In its monthly survey, the IHS Markit’s Purchasing Managers’ Index fell to 51.8 in March, from 54.5 in February, signaling the slowest improvement in business conditions since November 2019. If the index is above 50 it means expansion, while a score below that denotes contraction.
This was the 32nd consecutive month the manufacturing index has remained above 50. But confidence regarding the business outlook has plummeted to a record low, with positivity tapered by Covid-19 concerns, the survey said.
IHS Markit economist Eliot Kerr said: “The Indian manufacturing sector remained relatively sheltered from the negative impact of the global coronavirus outbreak in March. However, there were pockets of disruption and a clear onset of fear among firms.”
Kerr warned, however, that if the number of confirmed coronavirus cases continued to rise at the same rate, the Indian manufacturing sector could be adversely affected, the Press Trust of India reported.
In March, India’s manufacturing sector was hampered by softer rises in new business as international demand faltered owing to the coronavirus pandemic.

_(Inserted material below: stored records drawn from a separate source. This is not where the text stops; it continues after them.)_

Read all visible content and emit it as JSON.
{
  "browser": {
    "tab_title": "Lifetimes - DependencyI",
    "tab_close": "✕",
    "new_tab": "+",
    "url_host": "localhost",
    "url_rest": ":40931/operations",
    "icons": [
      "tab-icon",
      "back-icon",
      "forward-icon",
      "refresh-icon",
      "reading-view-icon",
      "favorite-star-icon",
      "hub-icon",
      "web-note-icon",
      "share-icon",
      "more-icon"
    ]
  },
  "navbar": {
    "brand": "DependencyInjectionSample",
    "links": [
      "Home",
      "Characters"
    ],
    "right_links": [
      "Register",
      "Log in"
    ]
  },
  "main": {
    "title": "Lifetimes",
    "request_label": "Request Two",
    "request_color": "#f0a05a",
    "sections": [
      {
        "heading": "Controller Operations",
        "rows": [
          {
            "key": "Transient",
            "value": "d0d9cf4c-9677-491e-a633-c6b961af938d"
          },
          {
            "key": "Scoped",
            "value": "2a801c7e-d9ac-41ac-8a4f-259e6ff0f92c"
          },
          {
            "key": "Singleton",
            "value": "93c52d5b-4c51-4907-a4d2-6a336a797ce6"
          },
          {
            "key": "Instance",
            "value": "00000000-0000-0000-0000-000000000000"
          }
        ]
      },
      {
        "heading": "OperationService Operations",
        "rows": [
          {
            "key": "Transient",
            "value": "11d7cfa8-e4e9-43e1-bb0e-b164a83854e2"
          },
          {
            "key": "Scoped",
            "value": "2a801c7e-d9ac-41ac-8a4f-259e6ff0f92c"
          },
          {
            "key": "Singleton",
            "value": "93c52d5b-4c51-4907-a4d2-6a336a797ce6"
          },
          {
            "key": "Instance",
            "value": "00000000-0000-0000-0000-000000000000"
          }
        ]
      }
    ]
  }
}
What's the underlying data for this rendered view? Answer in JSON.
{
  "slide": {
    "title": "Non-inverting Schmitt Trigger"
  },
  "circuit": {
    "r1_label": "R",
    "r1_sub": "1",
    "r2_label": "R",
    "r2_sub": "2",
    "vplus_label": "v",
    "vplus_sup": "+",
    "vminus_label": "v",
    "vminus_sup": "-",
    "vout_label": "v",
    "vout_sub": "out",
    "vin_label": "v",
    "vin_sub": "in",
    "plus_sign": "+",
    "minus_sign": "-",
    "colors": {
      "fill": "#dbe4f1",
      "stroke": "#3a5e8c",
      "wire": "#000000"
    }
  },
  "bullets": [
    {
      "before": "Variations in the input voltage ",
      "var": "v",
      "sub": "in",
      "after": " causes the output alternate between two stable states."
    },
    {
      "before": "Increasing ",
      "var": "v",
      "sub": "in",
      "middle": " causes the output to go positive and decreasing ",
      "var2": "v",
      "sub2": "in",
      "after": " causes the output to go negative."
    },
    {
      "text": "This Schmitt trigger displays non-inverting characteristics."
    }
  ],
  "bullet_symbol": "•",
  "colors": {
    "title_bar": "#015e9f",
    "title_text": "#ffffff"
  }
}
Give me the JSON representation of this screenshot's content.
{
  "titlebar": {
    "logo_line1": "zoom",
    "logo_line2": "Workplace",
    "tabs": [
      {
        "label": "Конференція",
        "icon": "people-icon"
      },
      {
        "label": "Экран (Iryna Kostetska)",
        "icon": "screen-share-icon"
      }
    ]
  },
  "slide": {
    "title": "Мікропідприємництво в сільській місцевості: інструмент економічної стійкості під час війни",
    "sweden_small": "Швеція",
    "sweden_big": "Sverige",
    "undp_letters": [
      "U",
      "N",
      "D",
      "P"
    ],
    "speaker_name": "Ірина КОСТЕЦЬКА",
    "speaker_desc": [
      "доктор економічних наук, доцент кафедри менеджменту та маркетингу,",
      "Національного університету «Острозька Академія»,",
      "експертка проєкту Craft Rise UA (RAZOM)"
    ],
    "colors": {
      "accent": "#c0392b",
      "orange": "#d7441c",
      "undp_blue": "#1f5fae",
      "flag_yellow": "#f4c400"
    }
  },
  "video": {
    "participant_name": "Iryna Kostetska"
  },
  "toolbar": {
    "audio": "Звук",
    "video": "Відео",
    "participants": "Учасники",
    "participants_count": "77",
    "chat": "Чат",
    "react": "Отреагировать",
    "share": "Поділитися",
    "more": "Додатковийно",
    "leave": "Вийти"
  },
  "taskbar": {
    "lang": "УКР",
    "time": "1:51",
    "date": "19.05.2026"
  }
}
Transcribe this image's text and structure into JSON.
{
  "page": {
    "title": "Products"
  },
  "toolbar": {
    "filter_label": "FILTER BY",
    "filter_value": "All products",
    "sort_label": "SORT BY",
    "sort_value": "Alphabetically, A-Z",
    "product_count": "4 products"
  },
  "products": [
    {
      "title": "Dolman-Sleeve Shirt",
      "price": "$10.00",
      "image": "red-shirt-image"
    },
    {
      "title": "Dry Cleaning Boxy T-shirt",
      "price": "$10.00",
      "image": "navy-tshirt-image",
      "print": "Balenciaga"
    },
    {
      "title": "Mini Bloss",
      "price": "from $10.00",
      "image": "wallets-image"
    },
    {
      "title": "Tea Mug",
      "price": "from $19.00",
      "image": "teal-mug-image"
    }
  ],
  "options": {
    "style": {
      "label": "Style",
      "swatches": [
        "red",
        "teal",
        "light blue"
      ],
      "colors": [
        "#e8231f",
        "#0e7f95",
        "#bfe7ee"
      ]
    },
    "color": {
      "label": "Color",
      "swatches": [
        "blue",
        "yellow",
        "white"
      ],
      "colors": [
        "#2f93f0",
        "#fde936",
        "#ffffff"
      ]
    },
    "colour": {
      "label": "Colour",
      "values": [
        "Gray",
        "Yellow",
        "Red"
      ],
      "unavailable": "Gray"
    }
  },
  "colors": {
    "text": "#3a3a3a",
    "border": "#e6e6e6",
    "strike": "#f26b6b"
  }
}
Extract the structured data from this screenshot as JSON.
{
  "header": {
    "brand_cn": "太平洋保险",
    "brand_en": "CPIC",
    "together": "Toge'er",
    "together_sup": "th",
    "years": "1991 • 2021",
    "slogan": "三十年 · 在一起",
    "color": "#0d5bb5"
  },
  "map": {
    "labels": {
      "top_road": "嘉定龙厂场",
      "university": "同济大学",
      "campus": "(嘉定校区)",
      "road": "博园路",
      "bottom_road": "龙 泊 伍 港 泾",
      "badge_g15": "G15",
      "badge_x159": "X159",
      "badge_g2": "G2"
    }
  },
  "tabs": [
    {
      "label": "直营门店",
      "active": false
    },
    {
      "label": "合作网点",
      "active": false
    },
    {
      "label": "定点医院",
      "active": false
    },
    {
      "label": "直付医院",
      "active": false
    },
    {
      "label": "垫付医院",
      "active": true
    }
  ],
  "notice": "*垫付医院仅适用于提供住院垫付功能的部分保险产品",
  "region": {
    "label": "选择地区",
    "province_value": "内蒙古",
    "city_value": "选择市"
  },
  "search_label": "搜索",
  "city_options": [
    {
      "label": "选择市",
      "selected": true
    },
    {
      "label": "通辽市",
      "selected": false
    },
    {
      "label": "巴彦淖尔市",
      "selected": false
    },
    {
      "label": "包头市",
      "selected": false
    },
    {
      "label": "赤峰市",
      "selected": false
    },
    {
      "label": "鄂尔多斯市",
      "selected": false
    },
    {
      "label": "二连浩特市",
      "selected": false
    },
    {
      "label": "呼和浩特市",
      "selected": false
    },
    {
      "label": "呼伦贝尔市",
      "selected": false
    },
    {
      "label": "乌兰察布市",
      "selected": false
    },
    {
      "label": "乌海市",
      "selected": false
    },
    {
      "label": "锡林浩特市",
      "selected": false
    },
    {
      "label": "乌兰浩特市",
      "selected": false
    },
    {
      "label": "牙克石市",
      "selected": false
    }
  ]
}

The report pointed out that the decline in international sales was the fastest since September 2013.
“The most prominent signs of trouble came from the new export orders and future activity indices, which respectively indicated tumbling global demand and softening domestic confidence,” Kerr noted.
IHS Markit compiles the manufacturing index based on the responses to questionnaires it sends to purchasing managers in a panel of about 400 manufacturers. The panel is classified on the basis of sector, workforce size and contributions to GDP.
Last week, Moody’s Investors Service slashed India’s economic growth projection for 2020 from 5.3% to 2.5%, in the wake of disruptions caused by Covid-19 to the global economy. The rating agency noted India’s credit flow to the economy was already under strain because of severe liquidity constraints in the bank and non-bank financial sectors.
Reserve Bank of India governor Shaktikanta Das had also noted that because of the pandemic’s impact the country’s economy may miss the earlier estimates forecast by the National Statistics Office. It had expected gross domestic product to grow 4.7% for the January-March quarter and annual growth to touch 5%.
The governor felt that many sectors of the economy would be hit if the Covid-19 pandemic’s intensity remains high for a long duration accompanied by lockdowns. He also warned that a global slowdown would adversely affect India.
Meanwhile, the confirmed cases of coronavirus in India have now crossed 2,000 and the death toll has topped 50. To contain the pandemic, India is going through a 21-day lockdown which will come to an end by April 15.
Road transport, train services and flights have been suspended and many factories have shut down to prevent large numbers of people gathering. Several technology firms have told their employees to work from home.